Um soco no estômago do mundo

«Como o próprio nome do conjunto de torres sugere (centro de negócios do mundo), o ataque foi um soco no estômago do mundo, não apenas no umbigo da América. Gostaria de vos contar certos detalhes deste dia num ambiente de absoluta tranquilidade. Nunca pessoalmente, claro. Teria de ser um filme com planos fechados e uma banda sonora pungente. Não um livro calado. Recorreria a violinos para legitimar as vossas lágrimas e, em simultâneo, o nosso orgulho patriótico. Todas aquelas pessoas, companheiros de salto ou não, foram soldados, bravos soldados, verdadeiros heróis, e nem por um momento divisei neles ou nos seus actos o mais leve rasto de cobardia. Não faz sentido classificar os seres humanos pelo tipo de morte que tiveram. Mais tarde perceberão, mesmo que vos custe, que não há diferença entre as pessoas que voaram, como eu, e as que morreram queimadas, intoxicadas ou esmagadas.

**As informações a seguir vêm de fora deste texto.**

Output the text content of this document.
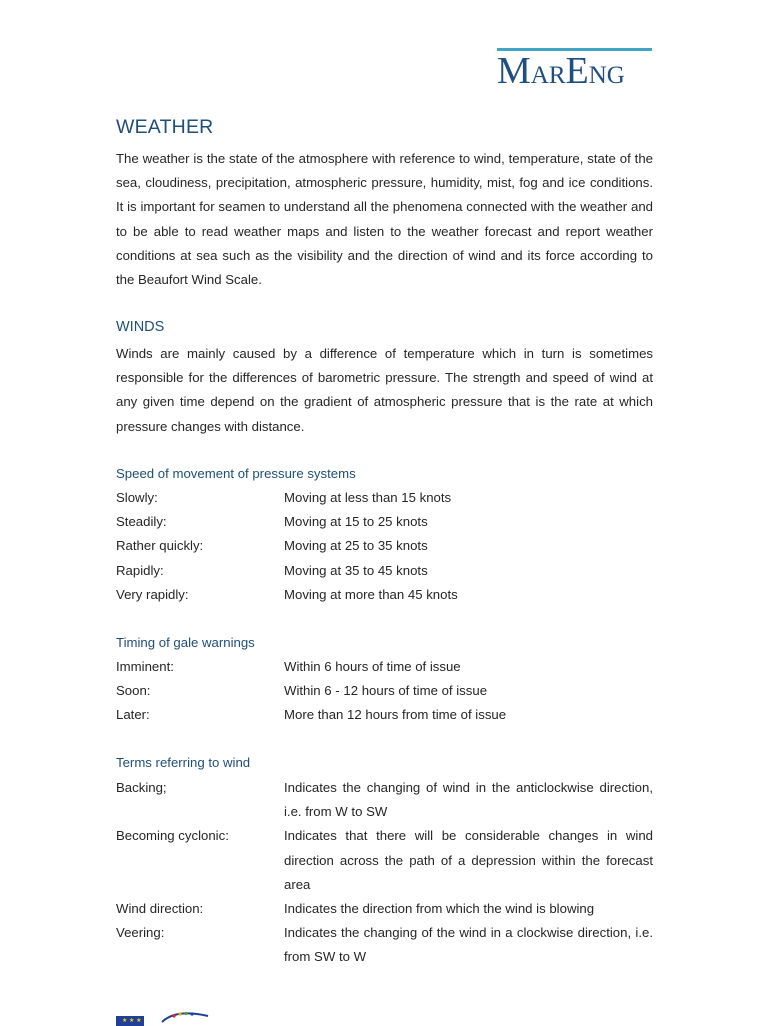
MARENG
WEATHER
The weather is the state of the atmosphere with reference to wind, temperature, state of the sea, cloudiness, precipitation, atmospheric pressure, humidity, mist, fog and ice conditions. It is important for seamen to understand all the phenomena connected with the weather and to be able to read weather maps and listen to the weather forecast and report weather conditions at sea such as the visibility and the direction of wind and its force according to the Beaufort Wind Scale.
WINDS
Winds are mainly caused by a difference of temperature which in turn is sometimes responsible for the differences of barometric pressure. The strength and speed of wind at any given time depend on the gradient of atmospheric pressure that is the rate at which pressure changes with distance.
Speed of movement of pressure systems
Slowly:	Moving at less than 15 knots
Steadily:	Moving at 15 to 25 knots
Rather quickly:	Moving at 25 to 35 knots
Rapidly:	Moving at 35 to 45 knots
Very rapidly:	Moving at more than 45 knots
Timing of gale warnings
Imminent:	Within 6 hours of time of issue
Soon:	Within 6 - 12 hours of time of issue
Later:	More than 12 hours from time of issue
Terms referring to wind
Backing;	Indicates the changing of wind in the anticlockwise direction, i.e. from W to SW
Becoming cyclonic:	Indicates that there will be considerable changes in wind direction across the path of a depression within the forecast area
Wind direction:	Indicates the direction from which the wind is blowing
Veering:	Indicates the changing of the wind in a clockwise direction, i.e. from SW to W
★ ★ ★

Houve os que caíram desmaiados por não terem suportado o fumo ou a pressão dos corpos que se empilhavam à janela sobre eles, houve os que tentaram descer pelo exterior do prédio e também caíram, os que voaram acreditando até ao fim num milagre, os que lutaram por algo que os amparasse (uma peça de roupa a servir de pára-quedas? Deus?) e os que simplesmente se atiraram para fugir da morte que o destino para eles escolhera, assumindo o fim e voando em paz. À janela, em pilha, a escolha pareceu óbvia. À janela, em pilha, com dezenas de pessoas atrás a empurrar para conquistar uma nesga de ar livre, e atrás delas o fumo negro e espesso, e atrás dele as línguas alaranjadas do fogo, a escolha foi óbvia.»

[in A Manhã do Mundo, de Pedro Guilherme-Moreira, D. Quixote, 2011]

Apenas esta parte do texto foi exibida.